Table 2: Pearson correlation of each engineered feature with log(1 + cases), district-month panel.

	Feature	Pearson_r_with_log_cases
0	cases_lag1	0.731
1	temp_mean_lag1	0.599
2	temp_roll3	0.559
3	precip_lag1	0.313
4	monsoon	0.245
5	precip_roll3	0.208
6	humidity_lag1	0.180
7	flood_lag1	0.122
8	month_sin	-0.133
9	month_cos	-0.226

Interpretation

The Weighted Ensemble is the headline winner — R² = 0.8675, RMSE = 126.20, MAE = 68.07, MAPE = 41.01 %. It edges every individual model on every metric, validating the use of structurally distinct learners whose errors are partially uncorrelated.
All four architectures converge to within 0.012 R² of each other (Random Forest 0.8563, XGBoost 0.8614, MLP 0.8635, Ensemble 0.8675). This is not noise: it indicates the predictive ceiling is set by the climate × autoregressive signal in the data, not by the choice of model family.
XGBoost is the operational pick when only a single model can be deployed — lowest MAE among the individual models (69.50), interpretable gain-based feature importance, graceful handling of missing values, and reproducible under a fixed random seed.
Random Forest has the lowest MAPE among individuals (41.5 %), meaning marginally better proportional accuracy on low-incidence districts. It remains the conservative baseline.
MLP edges out the tree-based individual models on overall R² (0.8635) but at the cost of higher absolute-error variance and stricter input-scaling requirements.

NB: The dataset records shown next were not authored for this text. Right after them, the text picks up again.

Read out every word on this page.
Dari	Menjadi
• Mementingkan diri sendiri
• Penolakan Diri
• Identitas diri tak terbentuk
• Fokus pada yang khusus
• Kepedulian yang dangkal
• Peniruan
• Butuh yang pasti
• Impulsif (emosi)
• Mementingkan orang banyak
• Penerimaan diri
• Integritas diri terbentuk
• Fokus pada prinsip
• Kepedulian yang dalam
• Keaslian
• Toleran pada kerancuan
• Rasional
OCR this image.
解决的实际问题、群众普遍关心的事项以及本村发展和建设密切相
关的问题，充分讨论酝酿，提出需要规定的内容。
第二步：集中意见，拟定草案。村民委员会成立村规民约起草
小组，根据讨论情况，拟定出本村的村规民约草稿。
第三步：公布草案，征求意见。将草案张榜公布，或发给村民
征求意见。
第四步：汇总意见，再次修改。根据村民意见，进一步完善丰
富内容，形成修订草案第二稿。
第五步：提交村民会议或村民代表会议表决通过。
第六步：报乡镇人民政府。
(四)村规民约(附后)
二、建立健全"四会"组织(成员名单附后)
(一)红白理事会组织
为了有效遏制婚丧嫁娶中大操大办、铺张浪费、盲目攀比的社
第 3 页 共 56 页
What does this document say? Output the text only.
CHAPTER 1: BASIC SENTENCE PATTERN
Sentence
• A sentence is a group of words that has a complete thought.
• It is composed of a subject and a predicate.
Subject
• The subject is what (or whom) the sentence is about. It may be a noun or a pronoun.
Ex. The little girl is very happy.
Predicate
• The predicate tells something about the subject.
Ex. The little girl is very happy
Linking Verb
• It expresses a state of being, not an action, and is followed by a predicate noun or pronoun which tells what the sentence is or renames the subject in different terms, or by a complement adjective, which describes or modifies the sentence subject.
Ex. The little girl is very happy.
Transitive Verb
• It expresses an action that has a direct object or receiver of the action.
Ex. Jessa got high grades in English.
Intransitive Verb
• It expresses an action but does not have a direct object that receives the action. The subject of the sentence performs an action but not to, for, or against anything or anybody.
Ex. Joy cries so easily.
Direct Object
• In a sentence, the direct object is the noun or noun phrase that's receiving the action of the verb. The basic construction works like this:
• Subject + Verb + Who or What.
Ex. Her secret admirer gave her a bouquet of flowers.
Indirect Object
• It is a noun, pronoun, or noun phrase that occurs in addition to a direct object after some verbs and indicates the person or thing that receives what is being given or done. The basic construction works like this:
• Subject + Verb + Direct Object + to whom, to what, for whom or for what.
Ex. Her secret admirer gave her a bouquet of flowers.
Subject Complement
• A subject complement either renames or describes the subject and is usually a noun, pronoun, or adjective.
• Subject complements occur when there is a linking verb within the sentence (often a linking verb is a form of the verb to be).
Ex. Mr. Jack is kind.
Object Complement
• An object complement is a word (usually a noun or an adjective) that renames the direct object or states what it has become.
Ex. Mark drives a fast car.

Where the trained pickles live

The pipeline persists trained models to code/output/models/ next to the source code (see Train). The file layout is:

code/output/models/
├── rf_model.pkl
├── xgb_model.pkl
├── mlp_model.pkl     (or lstm_model.h5 if TensorFlow is installed)
├── scaler_X.pkl
└── scaler_y.pkl

The directory is gitignored by default — model artifacts are regenerable from source and shouldn’t be committed.

To regenerate from scratch, see Train.

Tip

The figures supporting this evaluation — model comparison, correlation heatmap, ecological-zone distribution, national trend — are on the Figures page.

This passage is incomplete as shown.